Edit: on the other hand, the snippet on the web site clearly shows lambdas that have inferred arguments and return values, so it’s hard to say what’s actually going on here.
from the author:
(the poster is thinking of reconstruction, ala Haskell). I don’t support that because I like being able to look at a function and know what I give it and what I get out of it. Sure, it’s longer, but I like having each function be an endpoint, so to speak.
As for lambdas, I have a trick where type information gets obtained in emitter, and then emitter hands control down to parser. That continues in a loop so that lambdas have full type information.
Hello and thank you for both answering in my stead and inviting me. Inference, as it stands right now, only goes left to right. The trick I do for lambdas is that I scoop them up as a single token. Parser just sees a fat token, sort of like how it sees a fat token when it gets a string. Parser passes the blob down to emitter who will have type information when the lambda is finally reached.
Once emitter gets to the lambda, it now has type information from doing whatever evaluation it did. The emitter passes the block, and the type information back to the parser. The parser then parses the body of the lambda. Lily is pretty clever about figuring out the return of a lambda. Also, for nested lambda, the process just goes deeper until it bottoms out.
I think what the first poster is thinking of is reconstruction ala Haskell (where when you define a function, you can have the inputs and the output inferred in many cases). I could be wrong about that though.
Interesting method. Does this work for all lambdas, or only those that are only called in the same place they’re defined like in the snippet on the splash page? That is to say, would it be possible to extend this trick to named functions as well and you choose not to, or is it necessarily more limited?
As much as it bugs me to have to spell out types for all functions, I could see Lily being a good fit for this game I’m working on that uses programming as a core mechanic. I’ve got a space adventure game that has the user writing a lot of Lua (most of the game is implemented in Lua) but also pulls in a Lisp, and I’ve started on adding a Forth implementation. It would be really cool to add a static language, but I can’t find any that compile directly to Lua, so I think I’ll have to resort to FFI if want to do this. Would it be difficult to call Lily functions from Lua, provided the only data that crossed the language boundaries was doubles and strings?

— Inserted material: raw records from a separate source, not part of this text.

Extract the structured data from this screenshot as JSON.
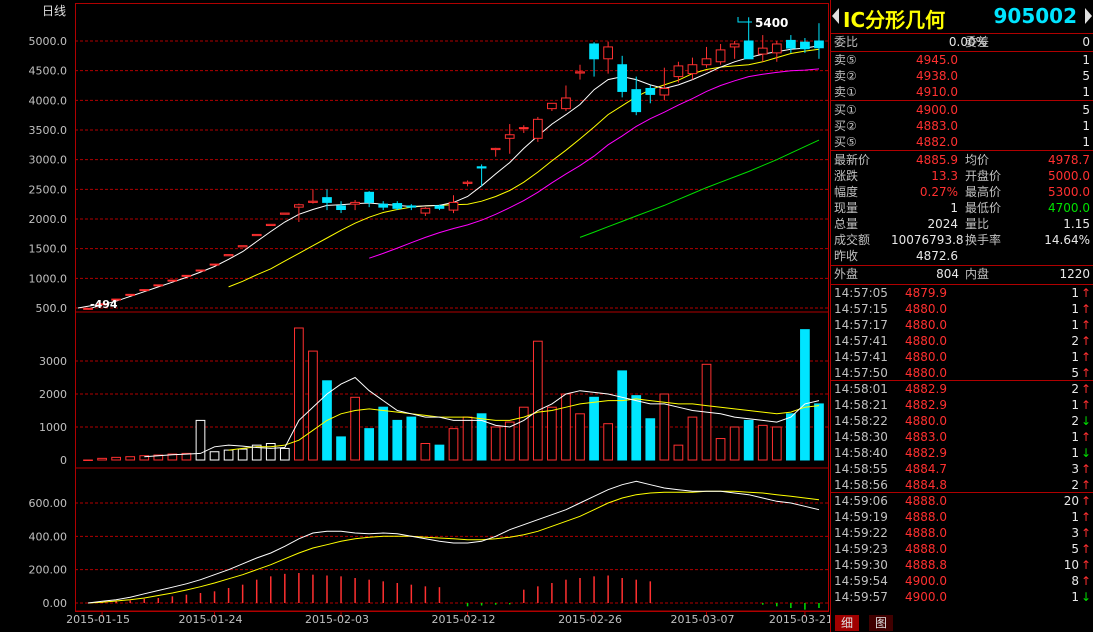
{
  "chart_panel": {
    "period_label": "日线",
    "price_axis": [
      "5000.0",
      "4500.0",
      "4000.0",
      "3500.0",
      "3000.0",
      "2500.0",
      "2000.0",
      "1500.0",
      "1000.0",
      "500.0"
    ],
    "volume_axis": [
      "3000",
      "2000",
      "1000",
      "0"
    ],
    "indicator_axis": [
      "600.00",
      "400.00",
      "200.00",
      "0.00"
    ],
    "date_labels": [
      "2015-01-15",
      "2015-01-24",
      "2015-02-03",
      "2015-02-12",
      "2015-02-26",
      "2015-03-07",
      "2015-03-21"
    ],
    "annotation_high": "5400",
    "annotation_low": "494"
  },
  "colors": {
    "up": "#ff3030",
    "down": "#00e5ff",
    "grid": "#b00000",
    "ma5": "#ffffff",
    "ma10": "#ffff00",
    "ma20": "#ff00ff",
    "ma30": "#00e000"
  },
  "chart_data": {
    "type": "candlestick",
    "price_range": [
      500,
      5000
    ],
    "candles": [
      {
        "o": 494,
        "h": 494,
        "l": 494,
        "c": 494
      },
      {
        "o": 560,
        "h": 570,
        "l": 560,
        "c": 570
      },
      {
        "o": 640,
        "h": 650,
        "l": 640,
        "c": 650
      },
      {
        "o": 720,
        "h": 730,
        "l": 720,
        "c": 730
      },
      {
        "o": 800,
        "h": 810,
        "l": 800,
        "c": 810
      },
      {
        "o": 880,
        "h": 890,
        "l": 880,
        "c": 890
      },
      {
        "o": 960,
        "h": 970,
        "l": 960,
        "c": 970
      },
      {
        "o": 1040,
        "h": 1050,
        "l": 1040,
        "c": 1050
      },
      {
        "o": 1130,
        "h": 1140,
        "l": 1130,
        "c": 1140
      },
      {
        "o": 1230,
        "h": 1240,
        "l": 1230,
        "c": 1240
      },
      {
        "o": 1380,
        "h": 1400,
        "l": 1380,
        "c": 1400
      },
      {
        "o": 1530,
        "h": 1550,
        "l": 1530,
        "c": 1550
      },
      {
        "o": 1720,
        "h": 1740,
        "l": 1720,
        "c": 1740
      },
      {
        "o": 1890,
        "h": 1910,
        "l": 1890,
        "c": 1910
      },
      {
        "o": 2080,
        "h": 2100,
        "l": 2080,
        "c": 2100
      },
      {
        "o": 2200,
        "h": 2260,
        "l": 1950,
        "c": 2240
      },
      {
        "o": 2280,
        "h": 2500,
        "l": 2260,
        "c": 2300
      },
      {
        "o": 2360,
        "h": 2500,
        "l": 2150,
        "c": 2280
      },
      {
        "o": 2220,
        "h": 2300,
        "l": 2100,
        "c": 2160
      },
      {
        "o": 2250,
        "h": 2320,
        "l": 2150,
        "c": 2280
      },
      {
        "o": 2450,
        "h": 2470,
        "l": 2200,
        "c": 2280
      },
      {
        "o": 2250,
        "h": 2300,
        "l": 2150,
        "c": 2200
      },
      {
        "o": 2260,
        "h": 2300,
        "l": 2150,
        "c": 2180
      },
      {
        "o": 2220,
        "h": 2250,
        "l": 2150,
        "c": 2200
      },
      {
        "o": 2100,
        "h": 2200,
        "l": 2050,
        "c": 2180
      },
      {
        "o": 2220,
        "h": 2240,
        "l": 2150,
        "c": 2180
      },
      {
        "o": 2150,
        "h": 2400,
        "l": 2100,
        "c": 2280
      },
      {
        "o": 2600,
        "h": 2650,
        "l": 2550,
        "c": 2620
      },
      {
        "o": 2880,
        "h": 2920,
        "l": 2550,
        "c": 2860
      },
      {
        "o": 3170,
        "h": 3200,
        "l": 3050,
        "c": 3190
      },
      {
        "o": 3360,
        "h": 3600,
        "l": 3100,
        "c": 3420
      },
      {
        "o": 3540,
        "h": 3580,
        "l": 3450,
        "c": 3540
      },
      {
        "o": 3360,
        "h": 3720,
        "l": 3300,
        "c": 3680
      },
      {
        "o": 3860,
        "h": 3920,
        "l": 3820,
        "c": 3950
      },
      {
        "o": 3860,
        "h": 4250,
        "l": 3820,
        "c": 4040
      },
      {
        "o": 4460,
        "h": 4600,
        "l": 4350,
        "c": 4480
      },
      {
        "o": 4950,
        "h": 4980,
        "l": 4400,
        "c": 4700
      },
      {
        "o": 4700,
        "h": 4990,
        "l": 4450,
        "c": 4900
      },
      {
        "o": 4600,
        "h": 4750,
        "l": 4050,
        "c": 4150
      },
      {
        "o": 4180,
        "h": 4400,
        "l": 3750,
        "c": 3810
      },
      {
        "o": 4200,
        "h": 4250,
        "l": 3950,
        "c": 4100
      },
      {
        "o": 4090,
        "h": 4550,
        "l": 4000,
        "c": 4200
      },
      {
        "o": 4400,
        "h": 4650,
        "l": 4300,
        "c": 4580
      },
      {
        "o": 4450,
        "h": 4720,
        "l": 4350,
        "c": 4600
      },
      {
        "o": 4600,
        "h": 4900,
        "l": 4550,
        "c": 4700
      },
      {
        "o": 4650,
        "h": 4950,
        "l": 4600,
        "c": 4850
      },
      {
        "o": 4900,
        "h": 5000,
        "l": 4700,
        "c": 4950
      },
      {
        "o": 5000,
        "h": 5400,
        "l": 4700,
        "c": 4700
      },
      {
        "o": 4780,
        "h": 5100,
        "l": 4650,
        "c": 4880
      },
      {
        "o": 4800,
        "h": 5000,
        "l": 4650,
        "c": 4950
      },
      {
        "o": 5010,
        "h": 5100,
        "l": 4800,
        "c": 4880
      },
      {
        "o": 4980,
        "h": 5050,
        "l": 4800,
        "c": 4870
      },
      {
        "o": 5000,
        "h": 5300,
        "l": 4700,
        "c": 4886
      }
    ],
    "ma5": [
      480,
      555,
      615,
      695,
      775,
      855,
      935,
      1015,
      1105,
      1200,
      1320,
      1450,
      1620,
      1790,
      1950,
      2080,
      2160,
      2230,
      2240,
      2260,
      2270,
      2250,
      2230,
      2210,
      2220,
      2230,
      2280,
      2380,
      2560,
      2760,
      2950,
      3190,
      3400,
      3600,
      3760,
      3930,
      4180,
      4350,
      4400,
      4350,
      4260,
      4200,
      4260,
      4350,
      4450,
      4560,
      4650,
      4720,
      4780,
      4820,
      4860,
      4880,
      4920
    ],
    "ma10": [
      null,
      null,
      null,
      null,
      null,
      null,
      null,
      null,
      null,
      null,
      855,
      950,
      1060,
      1160,
      1290,
      1420,
      1550,
      1680,
      1810,
      1930,
      2030,
      2110,
      2160,
      2200,
      2220,
      2230,
      2240,
      2250,
      2300,
      2380,
      2480,
      2620,
      2790,
      2980,
      3160,
      3350,
      3550,
      3760,
      3910,
      4060,
      4180,
      4260,
      4340,
      4450,
      4520,
      4560,
      4580,
      4600,
      4650,
      4720,
      4790,
      4830,
      4860
    ],
    "ma20": [
      null,
      null,
      null,
      null,
      null,
      null,
      null,
      null,
      null,
      null,
      null,
      null,
      null,
      null,
      null,
      null,
      null,
      null,
      null,
      null,
      1340,
      1420,
      1510,
      1600,
      1690,
      1770,
      1840,
      1900,
      1980,
      2080,
      2190,
      2310,
      2450,
      2610,
      2760,
      2900,
      3060,
      3250,
      3400,
      3560,
      3690,
      3800,
      3920,
      4030,
      4150,
      4250,
      4330,
      4400,
      4440,
      4470,
      4500,
      4510,
      4530
    ],
    "ma30": [
      null,
      null,
      null,
      null,
      null,
      null,
      null,
      null,
      null,
      null,
      null,
      null,
      null,
      null,
      null,
      null,
      null,
      null,
      null,
      null,
      null,
      null,
      null,
      null,
      null,
      null,
      null,
      null,
      null,
      null,
      null,
      null,
      null,
      null,
      null,
      1690,
      1780,
      1870,
      1960,
      2050,
      2140,
      2230,
      2330,
      2430,
      2530,
      2620,
      2710,
      2800,
      2900,
      3000,
      3110,
      3220,
      3330
    ],
    "volume": [
      0,
      50,
      80,
      100,
      130,
      150,
      180,
      200,
      1200,
      250,
      300,
      330,
      450,
      500,
      350,
      4000,
      3300,
      2400,
      700,
      1900,
      950,
      1600,
      1200,
      1300,
      500,
      450,
      950,
      1300,
      1400,
      1000,
      1150,
      1600,
      3600,
      1600,
      2000,
      1400,
      1900,
      1100,
      2700,
      1950,
      1250,
      2000,
      450,
      1300,
      2900,
      650,
      1000,
      1200,
      1050,
      1000,
      1400,
      3950,
      1700
    ],
    "vol_ma5": [
      null,
      null,
      null,
      null,
      100,
      130,
      160,
      180,
      200,
      400,
      450,
      420,
      380,
      350,
      380,
      1200,
      1600,
      2000,
      2300,
      2500,
      2100,
      1800,
      1500,
      1400,
      1300,
      1300,
      1200,
      1200,
      1200,
      1050,
      1000,
      1200,
      1500,
      1700,
      2000,
      2100,
      2050,
      2000,
      1900,
      1800,
      1700,
      1700,
      1600,
      1500,
      1450,
      1400,
      1300,
      1250,
      1200,
      1150,
      1300,
      1700,
      1800
    ],
    "vol_ma10": [
      null,
      null,
      null,
      null,
      null,
      null,
      null,
      null,
      null,
      null,
      300,
      350,
      400,
      400,
      450,
      600,
      900,
      1200,
      1400,
      1500,
      1550,
      1500,
      1450,
      1400,
      1350,
      1300,
      1300,
      1300,
      1250,
      1200,
      1200,
      1300,
      1450,
      1500,
      1600,
      1700,
      1750,
      1800,
      1800,
      1850,
      1800,
      1750,
      1700,
      1700,
      1650,
      1600,
      1550,
      1500,
      1450,
      1400,
      1450,
      1600,
      1650
    ],
    "indicator_white": [
      0,
      10,
      20,
      35,
      55,
      75,
      95,
      115,
      140,
      170,
      200,
      235,
      270,
      300,
      340,
      385,
      420,
      430,
      430,
      420,
      415,
      420,
      415,
      400,
      385,
      370,
      360,
      360,
      370,
      400,
      440,
      470,
      500,
      530,
      560,
      600,
      640,
      680,
      710,
      730,
      710,
      690,
      680,
      670,
      670,
      670,
      660,
      650,
      630,
      610,
      600,
      580,
      560
    ],
    "indicator_yellow": [
      0,
      5,
      12,
      20,
      30,
      45,
      60,
      78,
      98,
      120,
      145,
      170,
      200,
      230,
      265,
      300,
      330,
      350,
      370,
      385,
      395,
      400,
      400,
      400,
      395,
      390,
      385,
      380,
      380,
      385,
      395,
      410,
      430,
      460,
      490,
      520,
      560,
      600,
      630,
      650,
      660,
      665,
      665,
      665,
      670,
      670,
      670,
      665,
      660,
      650,
      640,
      630,
      620
    ],
    "indicator_bars": [
      0,
      5,
      10,
      15,
      25,
      30,
      40,
      50,
      60,
      70,
      90,
      110,
      140,
      160,
      175,
      180,
      170,
      165,
      160,
      150,
      140,
      130,
      120,
      110,
      100,
      95,
      0,
      -20,
      -15,
      -10,
      -8,
      80,
      100,
      120,
      140,
      150,
      160,
      165,
      150,
      140,
      130,
      0,
      0,
      0,
      0,
      0,
      0,
      0,
      -10,
      -20,
      -30,
      -40,
      -30
    ]
  },
  "quote": {
    "name": "IC分形几何",
    "code": "905002",
    "ratio_label": "委比",
    "ratio_value": "0.00%",
    "diff_label": "委差",
    "diff_value": "0",
    "asks": [
      {
        "label": "卖⑤",
        "price": "4945.0",
        "qty": "1"
      },
      {
        "label": "卖②",
        "price": "4938.0",
        "qty": "5"
      },
      {
        "label": "卖①",
        "price": "4910.0",
        "qty": "1"
      }
    ],
    "bids": [
      {
        "label": "买①",
        "price": "4900.0",
        "qty": "5"
      },
      {
        "label": "买②",
        "price": "4883.0",
        "qty": "1"
      },
      {
        "label": "买⑤",
        "price": "4882.0",
        "qty": "1"
      }
    ],
    "stats": [
      {
        "l1": "最新价",
        "v1": "4885.9",
        "c1": "red",
        "l2": "均价",
        "v2": "4978.7",
        "c2": "red"
      },
      {
        "l1": "涨跌",
        "v1": "13.3",
        "c1": "red",
        "l2": "开盘价",
        "v2": "5000.0",
        "c2": "red"
      },
      {
        "l1": "幅度",
        "v1": "0.27%",
        "c1": "red",
        "l2": "最高价",
        "v2": "5300.0",
        "c2": "red"
      },
      {
        "l1": "现量",
        "v1": "1",
        "c1": "wht",
        "l2": "最低价",
        "v2": "4700.0",
        "c2": "grn"
      },
      {
        "l1": "总量",
        "v1": "2024",
        "c1": "wht",
        "l2": "量比",
        "v2": "1.15",
        "c2": "wht"
      },
      {
        "l1": "成交额",
        "v1": "10076793.8",
        "c1": "wht",
        "l2": "换手率",
        "v2": "14.64%",
        "c2": "wht"
      }
    ],
    "prev_close_label": "昨收",
    "prev_close": "4872.6",
    "outer_label": "外盘",
    "outer_value": "804",
    "inner_label": "内盘",
    "inner_value": "1220",
    "ticks": [
      {
        "t": "14:57:05",
        "p": "4879.9",
        "v": "1",
        "d": "↑"
      },
      {
        "t": "14:57:15",
        "p": "4880.0",
        "v": "1",
        "d": "↑"
      },
      {
        "t": "14:57:17",
        "p": "4880.0",
        "v": "1",
        "d": "↑"
      },
      {
        "t": "14:57:41",
        "p": "4880.0",
        "v": "2",
        "d": "↑"
      },
      {
        "t": "14:57:41",
        "p": "4880.0",
        "v": "1",
        "d": "↑"
      },
      {
        "t": "14:57:50",
        "p": "4880.0",
        "v": "5",
        "d": "↑"
      },
      {
        "t": "14:58:01",
        "p": "4882.9",
        "v": "2",
        "d": "↑"
      },
      {
        "t": "14:58:21",
        "p": "4882.9",
        "v": "1",
        "d": "↑"
      },
      {
        "t": "14:58:22",
        "p": "4880.0",
        "v": "2",
        "d": "↓"
      },
      {
        "t": "14:58:30",
        "p": "4883.0",
        "v": "1",
        "d": "↑"
      },
      {
        "t": "14:58:40",
        "p": "4882.9",
        "v": "1",
        "d": "↓"
      },
      {
        "t": "14:58:55",
        "p": "4884.7",
        "v": "3",
        "d": "↑"
      },
      {
        "t": "14:58:56",
        "p": "4884.8",
        "v": "2",
        "d": "↑"
      },
      {
        "t": "14:59:06",
        "p": "4888.0",
        "v": "20",
        "d": "↑"
      },
      {
        "t": "14:59:19",
        "p": "4888.0",
        "v": "1",
        "d": "↑"
      },
      {
        "t": "14:59:22",
        "p": "4888.0",
        "v": "3",
        "d": "↑"
      },
      {
        "t": "14:59:23",
        "p": "4888.0",
        "v": "5",
        "d": "↑"
      },
      {
        "t": "14:59:30",
        "p": "4888.8",
        "v": "10",
        "d": "↑"
      },
      {
        "t": "14:59:54",
        "p": "4900.0",
        "v": "8",
        "d": "↑"
      },
      {
        "t": "14:59:57",
        "p": "4900.0",
        "v": "1",
        "d": "↓"
      }
    ],
    "tabs": [
      "细",
      "图"
    ]
  }
}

I’m afraid I’m fairly rubbish at C; the only nontrivial program I’ve written in it was a Forth.
All the other languages I’ve been using so far run in the LuaJIT VM. Since the game involves programming at runtime, adding another language would require shipping a full compiler in most cases, which is why Lily’s interpreter could simplify things a lot for me.
Edit: saw from the HN thread that the plan is to write up a guide for embedding Lily after the next release comes out in a month or two, so it sounds like I should hold off and take another look once that’s ready.
I like being able to look at a function and know what I give it and what I get out of it.
Dang; I hoped that full inference was on the roadmap and that he just didn’t have time to get to it yet.
I’m sure the author knows this, but inferring function types doesn’t mean it’s difficult to find the type of a function; in OCaml you just enter the function name at the top level and it tells you the type. It’s trivial to write editor/IDE tooling that will display types with a keystroke once you have the underlying inference working.